What do the following organizations have in common? 

Earth Strike, Fridays For Future, Global Climate Strike, 350.org, Sunrise Movement, Extinction Rebellion, The Climate Mobilization…

They are all asking us to join or support the global school and general climate strikes on Friday, September 20 and Friday, September 27. (On September 27, 1962 Rachel Carson’s powerfully illuminating book Silent Spring, detailing the destruction of the natural world by human activity, was published.) 

Global Climate Strike says: “This September, millions of us will walk out of our workplaces and homes to join young climate strikers on the streets and demand an end to the age of fossil fuels. Our house is on fire — let’s act like it. We demand climate justice for everyone.”

In the European Union, the equivalent of US$250 billion will be spent on climate change mitigation each year for seven years, starting in 2021, but Greta Thunberg, the youth activist and school climate striker, who was speaking to the President of the European Commission last February, said that there is more to do and that we cannot wait. Act now, she demands. We must drastically cut Europe’s emissions. Otherwise we will not be able to keep the warming of the globe under 1.5 degrees Celsius by 2030, she explained. She went on to say, “There is simply not enough time to wait for us to grow up and become the ones in charge.” Meanwhile, more than 12,000 students marched in Brussels.

The science certainly agrees with Thunberg, but why then has Canada been such a climate action lagger? Why have adults in Canada been so reluctant to embrace the climate science? Many activists will say that we’re so enmeshed in the consumer-capitalist system that we do not know how to extricate ourselves from a ruinous pathway. The thought of a degrowth, ecologically based way of life is anathema to the vast majority of Canadians. Canada’s fossil fuel consumption continues to grow more rapidly than our politicians would have us believe, while the EU and Russia have significantly lowered their use. In 2016, individual Canadians used more than five times the global average of energy, 29% higher than the average American.

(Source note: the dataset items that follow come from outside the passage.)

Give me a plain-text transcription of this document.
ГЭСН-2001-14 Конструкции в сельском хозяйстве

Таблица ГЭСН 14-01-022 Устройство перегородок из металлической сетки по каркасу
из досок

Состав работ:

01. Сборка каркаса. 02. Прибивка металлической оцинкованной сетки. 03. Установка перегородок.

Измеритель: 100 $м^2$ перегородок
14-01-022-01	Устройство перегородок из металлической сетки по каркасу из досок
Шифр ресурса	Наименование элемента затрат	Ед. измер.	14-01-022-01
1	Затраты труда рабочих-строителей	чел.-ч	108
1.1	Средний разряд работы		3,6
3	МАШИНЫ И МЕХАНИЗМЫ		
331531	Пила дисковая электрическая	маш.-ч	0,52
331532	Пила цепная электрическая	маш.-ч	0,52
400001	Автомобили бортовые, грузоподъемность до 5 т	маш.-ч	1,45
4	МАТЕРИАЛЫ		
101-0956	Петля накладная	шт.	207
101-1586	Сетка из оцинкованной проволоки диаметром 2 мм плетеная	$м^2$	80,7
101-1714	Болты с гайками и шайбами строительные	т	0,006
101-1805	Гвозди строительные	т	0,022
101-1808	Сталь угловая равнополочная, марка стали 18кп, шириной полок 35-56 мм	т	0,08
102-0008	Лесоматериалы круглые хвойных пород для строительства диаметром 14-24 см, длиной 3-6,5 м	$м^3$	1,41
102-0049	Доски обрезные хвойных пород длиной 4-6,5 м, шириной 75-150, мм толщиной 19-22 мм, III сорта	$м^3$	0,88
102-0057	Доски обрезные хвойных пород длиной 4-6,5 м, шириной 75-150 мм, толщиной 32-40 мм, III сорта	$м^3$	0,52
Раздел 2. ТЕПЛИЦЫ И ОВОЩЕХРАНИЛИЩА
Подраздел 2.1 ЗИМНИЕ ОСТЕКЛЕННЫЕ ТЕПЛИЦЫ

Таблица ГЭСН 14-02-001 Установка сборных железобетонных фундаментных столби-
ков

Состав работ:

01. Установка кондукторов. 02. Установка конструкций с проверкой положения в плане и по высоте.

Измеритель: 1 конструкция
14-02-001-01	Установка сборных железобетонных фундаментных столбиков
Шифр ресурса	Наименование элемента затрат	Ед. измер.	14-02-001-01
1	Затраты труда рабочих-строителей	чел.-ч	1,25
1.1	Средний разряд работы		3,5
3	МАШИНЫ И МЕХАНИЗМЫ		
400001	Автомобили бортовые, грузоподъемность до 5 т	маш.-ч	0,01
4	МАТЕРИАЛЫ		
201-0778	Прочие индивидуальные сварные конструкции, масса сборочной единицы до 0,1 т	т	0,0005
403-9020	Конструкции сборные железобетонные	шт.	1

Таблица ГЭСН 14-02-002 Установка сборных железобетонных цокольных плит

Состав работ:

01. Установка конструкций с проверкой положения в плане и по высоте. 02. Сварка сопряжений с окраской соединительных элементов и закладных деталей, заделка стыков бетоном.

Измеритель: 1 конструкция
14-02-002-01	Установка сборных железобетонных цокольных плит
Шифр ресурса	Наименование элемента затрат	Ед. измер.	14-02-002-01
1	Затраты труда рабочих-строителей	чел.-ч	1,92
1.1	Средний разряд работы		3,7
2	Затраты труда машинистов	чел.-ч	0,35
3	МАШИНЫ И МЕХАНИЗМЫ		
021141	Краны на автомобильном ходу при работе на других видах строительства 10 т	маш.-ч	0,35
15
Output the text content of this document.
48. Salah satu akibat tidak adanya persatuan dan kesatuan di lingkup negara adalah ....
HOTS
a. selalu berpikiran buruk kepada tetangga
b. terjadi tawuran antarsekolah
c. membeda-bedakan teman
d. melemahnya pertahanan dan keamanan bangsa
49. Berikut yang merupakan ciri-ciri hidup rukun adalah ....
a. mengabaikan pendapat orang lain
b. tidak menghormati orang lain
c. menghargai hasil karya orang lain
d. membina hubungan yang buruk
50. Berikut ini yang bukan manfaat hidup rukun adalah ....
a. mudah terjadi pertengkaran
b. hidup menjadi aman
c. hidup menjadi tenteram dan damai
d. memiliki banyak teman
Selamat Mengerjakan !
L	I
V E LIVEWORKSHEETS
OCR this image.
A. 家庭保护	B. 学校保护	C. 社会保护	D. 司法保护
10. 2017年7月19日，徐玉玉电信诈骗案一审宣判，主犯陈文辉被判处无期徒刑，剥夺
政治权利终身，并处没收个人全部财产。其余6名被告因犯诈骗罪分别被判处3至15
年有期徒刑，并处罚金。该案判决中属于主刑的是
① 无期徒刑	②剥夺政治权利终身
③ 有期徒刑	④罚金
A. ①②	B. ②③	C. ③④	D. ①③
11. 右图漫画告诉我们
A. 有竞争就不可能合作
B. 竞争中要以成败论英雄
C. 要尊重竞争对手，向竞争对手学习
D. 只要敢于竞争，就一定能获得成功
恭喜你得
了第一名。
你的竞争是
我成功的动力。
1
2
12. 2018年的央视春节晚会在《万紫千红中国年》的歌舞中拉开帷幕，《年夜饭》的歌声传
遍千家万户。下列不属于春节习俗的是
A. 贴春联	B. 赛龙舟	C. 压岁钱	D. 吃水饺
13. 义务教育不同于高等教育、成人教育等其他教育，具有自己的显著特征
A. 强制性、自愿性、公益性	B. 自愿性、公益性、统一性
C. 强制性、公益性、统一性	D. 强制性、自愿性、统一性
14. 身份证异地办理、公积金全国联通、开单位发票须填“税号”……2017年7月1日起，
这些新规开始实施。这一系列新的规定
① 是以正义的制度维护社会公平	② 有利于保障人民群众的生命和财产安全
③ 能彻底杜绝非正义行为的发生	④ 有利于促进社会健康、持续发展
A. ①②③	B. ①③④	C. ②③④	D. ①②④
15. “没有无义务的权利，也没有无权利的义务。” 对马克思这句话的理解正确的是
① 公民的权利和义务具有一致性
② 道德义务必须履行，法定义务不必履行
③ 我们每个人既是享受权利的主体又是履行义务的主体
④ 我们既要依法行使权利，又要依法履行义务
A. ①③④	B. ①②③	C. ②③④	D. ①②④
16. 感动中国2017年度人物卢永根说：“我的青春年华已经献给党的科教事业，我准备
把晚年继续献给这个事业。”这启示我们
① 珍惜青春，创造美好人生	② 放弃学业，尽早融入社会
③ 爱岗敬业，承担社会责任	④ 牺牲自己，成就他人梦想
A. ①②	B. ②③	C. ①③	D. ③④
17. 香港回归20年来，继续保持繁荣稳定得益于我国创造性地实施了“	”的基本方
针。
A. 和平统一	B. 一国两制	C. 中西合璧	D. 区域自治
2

These energy facts are contained in Canada’s Energy Outlook, a recent report by J. David Hughes, one of Canada’s foremost energy experts: energyoutlook.ca

For an excellent, accessible critique of Hughes’ report, see award-winning journalist Andrew Nikiforuk’s article ‘Nine Uncomfortable Canadian Energy Facts’: tinyurl.com/9-uncomfortable-energy-facts

While adults flounder and procrastinate, young people are demanding that governments tell the truth about the climate emergency. Around the world, students of all ages are responding in their millions to confront the apathy and half-measures implemented by governments. 

In the Sherbrooke area, plans are under way in the universities to strike for the climate.

And it is not only students who will be taking part. Adults will be supporting the young people and organizing their own work strikes, many with the recognition of their employers that we must all take a stand against climate and ecological chaos. According to the international environmental organization 350.org, “parents, academics, bakers, trade unions, doctors, farmers, caretakers, celebrities, and teachers” in over 6,000 cities in 169 countries have pledged to organise climate strikes this month.